Dementia of the Alzheimer Type (DAT)

102
Q

what is classified as late onset of AD?

A

after 60 + years of age

103
Q

the ApoE allele can lead to what?

A

late onset AD, but there is not a 1 to 1 association for this

104
Q

amyloid peptides are what?

A

a principal component of senile plaques

105
Q

which 3 genes are involved with the creation of amyloid beta peptides? mutations of these genes can lead to?

A

amyloid precursor protein, presinilin 1, and presinilin 2

abnormal production of amyloid beta peptides

106
Q

people with Down’s Syndrome are unusually prone to developing AD, what age does this typically occur at for these individuals?

A

around 40 years old

107
Q

what is insidious onset?

A

it is not a sudden onset, unlike an acute event like a stroke

108
Q

DAT has what sort of onset?

A

insidious onset

109
Q

how long does death occur on average after onset of DAT?

A

8.5 years

110
Q

how many main phases are there in DAT ?

A

3

111
Q

how long does phase 1 of DAT typically last?

what happens?

A

2-3 years

  • failing memory
  • some spatial disorientation
  • some mood disturbance
112
Q

what commonly happens in phase 2 of DAT?

A
intellect and personality deteriorate 
dysphasia 
dyspraxia 
agnosia 
acalculia 
disturbance of posture and gait 
increased muscle tone leading to tenseness of muscles 
delusions can occur
113
Q

what is anomia?

A

loss of common nouns in speech, it is a type of dysphasia

114
Q

what is dyspraxia? example?

A

individual experiences trouble with sequencing a series of motor movements
making a cup of tea

115
Q

what is agnosia?

A

person cannot identify what they are looking at.

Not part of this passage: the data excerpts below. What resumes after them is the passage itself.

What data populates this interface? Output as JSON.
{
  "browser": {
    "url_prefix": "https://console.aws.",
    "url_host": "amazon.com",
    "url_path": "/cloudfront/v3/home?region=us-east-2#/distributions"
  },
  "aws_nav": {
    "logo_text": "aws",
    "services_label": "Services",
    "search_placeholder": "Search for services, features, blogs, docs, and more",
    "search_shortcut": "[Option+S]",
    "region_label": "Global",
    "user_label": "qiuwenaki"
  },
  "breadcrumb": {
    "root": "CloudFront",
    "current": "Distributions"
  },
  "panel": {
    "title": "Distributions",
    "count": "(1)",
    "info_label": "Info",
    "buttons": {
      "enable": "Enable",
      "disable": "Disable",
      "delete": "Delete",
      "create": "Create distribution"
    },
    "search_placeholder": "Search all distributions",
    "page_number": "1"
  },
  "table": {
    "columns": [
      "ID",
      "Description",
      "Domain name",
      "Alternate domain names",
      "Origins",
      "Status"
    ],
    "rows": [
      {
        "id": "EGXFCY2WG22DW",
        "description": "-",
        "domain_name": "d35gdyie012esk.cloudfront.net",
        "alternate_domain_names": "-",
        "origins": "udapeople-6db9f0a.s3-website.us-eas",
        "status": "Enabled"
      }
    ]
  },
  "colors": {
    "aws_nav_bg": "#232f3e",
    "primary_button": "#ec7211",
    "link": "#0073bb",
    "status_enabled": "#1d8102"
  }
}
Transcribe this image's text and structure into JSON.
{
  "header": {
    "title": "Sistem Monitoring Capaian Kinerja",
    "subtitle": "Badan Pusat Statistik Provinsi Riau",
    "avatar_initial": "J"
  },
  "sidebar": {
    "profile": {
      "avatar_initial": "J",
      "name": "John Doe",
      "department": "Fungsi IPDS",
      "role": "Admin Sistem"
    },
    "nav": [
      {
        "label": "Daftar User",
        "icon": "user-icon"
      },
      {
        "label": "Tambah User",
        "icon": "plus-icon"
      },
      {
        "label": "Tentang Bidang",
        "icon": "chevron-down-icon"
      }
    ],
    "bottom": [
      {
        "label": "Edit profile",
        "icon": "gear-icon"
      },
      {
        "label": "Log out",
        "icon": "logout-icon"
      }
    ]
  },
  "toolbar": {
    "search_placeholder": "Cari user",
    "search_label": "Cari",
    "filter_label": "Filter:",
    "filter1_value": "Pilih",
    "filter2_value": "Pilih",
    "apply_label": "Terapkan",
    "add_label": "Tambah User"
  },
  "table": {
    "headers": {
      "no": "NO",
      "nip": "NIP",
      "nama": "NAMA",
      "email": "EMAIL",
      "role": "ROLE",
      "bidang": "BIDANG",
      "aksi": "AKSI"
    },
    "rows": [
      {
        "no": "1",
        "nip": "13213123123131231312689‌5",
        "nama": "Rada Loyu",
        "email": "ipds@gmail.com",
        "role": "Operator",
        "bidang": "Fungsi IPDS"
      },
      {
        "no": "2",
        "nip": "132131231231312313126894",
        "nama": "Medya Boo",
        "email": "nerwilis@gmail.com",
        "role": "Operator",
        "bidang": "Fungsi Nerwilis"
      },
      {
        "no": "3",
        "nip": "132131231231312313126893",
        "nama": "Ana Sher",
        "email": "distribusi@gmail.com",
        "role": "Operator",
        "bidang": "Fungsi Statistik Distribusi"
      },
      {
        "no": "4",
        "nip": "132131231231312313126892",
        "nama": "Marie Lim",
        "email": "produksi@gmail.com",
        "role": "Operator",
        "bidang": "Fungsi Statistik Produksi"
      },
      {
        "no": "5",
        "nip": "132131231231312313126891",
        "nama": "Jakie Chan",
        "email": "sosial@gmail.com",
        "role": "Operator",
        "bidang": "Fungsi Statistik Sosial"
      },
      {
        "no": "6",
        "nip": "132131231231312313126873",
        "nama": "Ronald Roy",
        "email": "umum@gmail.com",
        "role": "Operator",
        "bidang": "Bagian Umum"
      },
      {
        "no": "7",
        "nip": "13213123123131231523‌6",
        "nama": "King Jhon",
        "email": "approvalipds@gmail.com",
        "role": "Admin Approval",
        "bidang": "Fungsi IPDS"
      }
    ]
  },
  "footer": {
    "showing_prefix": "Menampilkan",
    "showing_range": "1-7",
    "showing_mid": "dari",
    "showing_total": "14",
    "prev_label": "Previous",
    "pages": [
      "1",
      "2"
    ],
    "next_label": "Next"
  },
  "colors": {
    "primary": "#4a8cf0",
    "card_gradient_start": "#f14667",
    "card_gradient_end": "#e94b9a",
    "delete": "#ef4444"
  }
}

they can draw it but cannot say what it is

116
Q

what is acalculia?

A

loss of ability to do arithmetical function

117
Q

what is phase 3 of DAT? what commonly happens?

A

the terminal stage
become very apathetic
lose neurobiological function
do not eat very much and often become quite thing

118
Q

what is operational criteria for diagnosis of AD?

A

probable AD
possible AD
definite AD

119
Q

to be diagnosed with probable AD, a patient must have what?

A

deficits in 2 or more areas of cognition

120
Q

in probable AD, what are 3 Non-amnestic presentations

A

language, visuospatial, executive dysfunction

121
Q

what are some other key criterion for probable AD

A

onset takes place between 40 and 90
there is a progressive deterioration of memory and/or cog functions
no disturbance of consciousness
can’t be other causes

122
Q

definite AD diagnosis needs

A

histopathological evidence of AD obtained from biopsy or autopsy

123
Q

what is an atrophied brain? why does this happen?

A

a shrunken brain

because of the death of many neurons

124
Q

which lobes of the brain tend to be affected first in this AD atrophied brain?

A

frontal and temporal lobes before parieto-occipital regions

125
Q

what other things have to be identified of the brain to diagnose AD?

A

proliferation of glial cells

intensity of neuropathological features correlate with severity of dementia

126
Q

what are the two necessary features you need to see to diagnose AD

A
  • large amounts senile plaques

- large amounts of neurofibrillary tangles (NFTs)

127
Q

what is found in the centre of a senile plaque?

A

lots of amyloid

128
Q

where do neuropathological changes in AD typically begin?

A

hippocampus/medial temporal lobes

129
Q

where do neuropathological changes in AD typically spread to from it’s first stages?

A

spread posteriorly to parietal cortex

130
Q

where do neuropathological changes in AD typically spread to from the parietal cortex?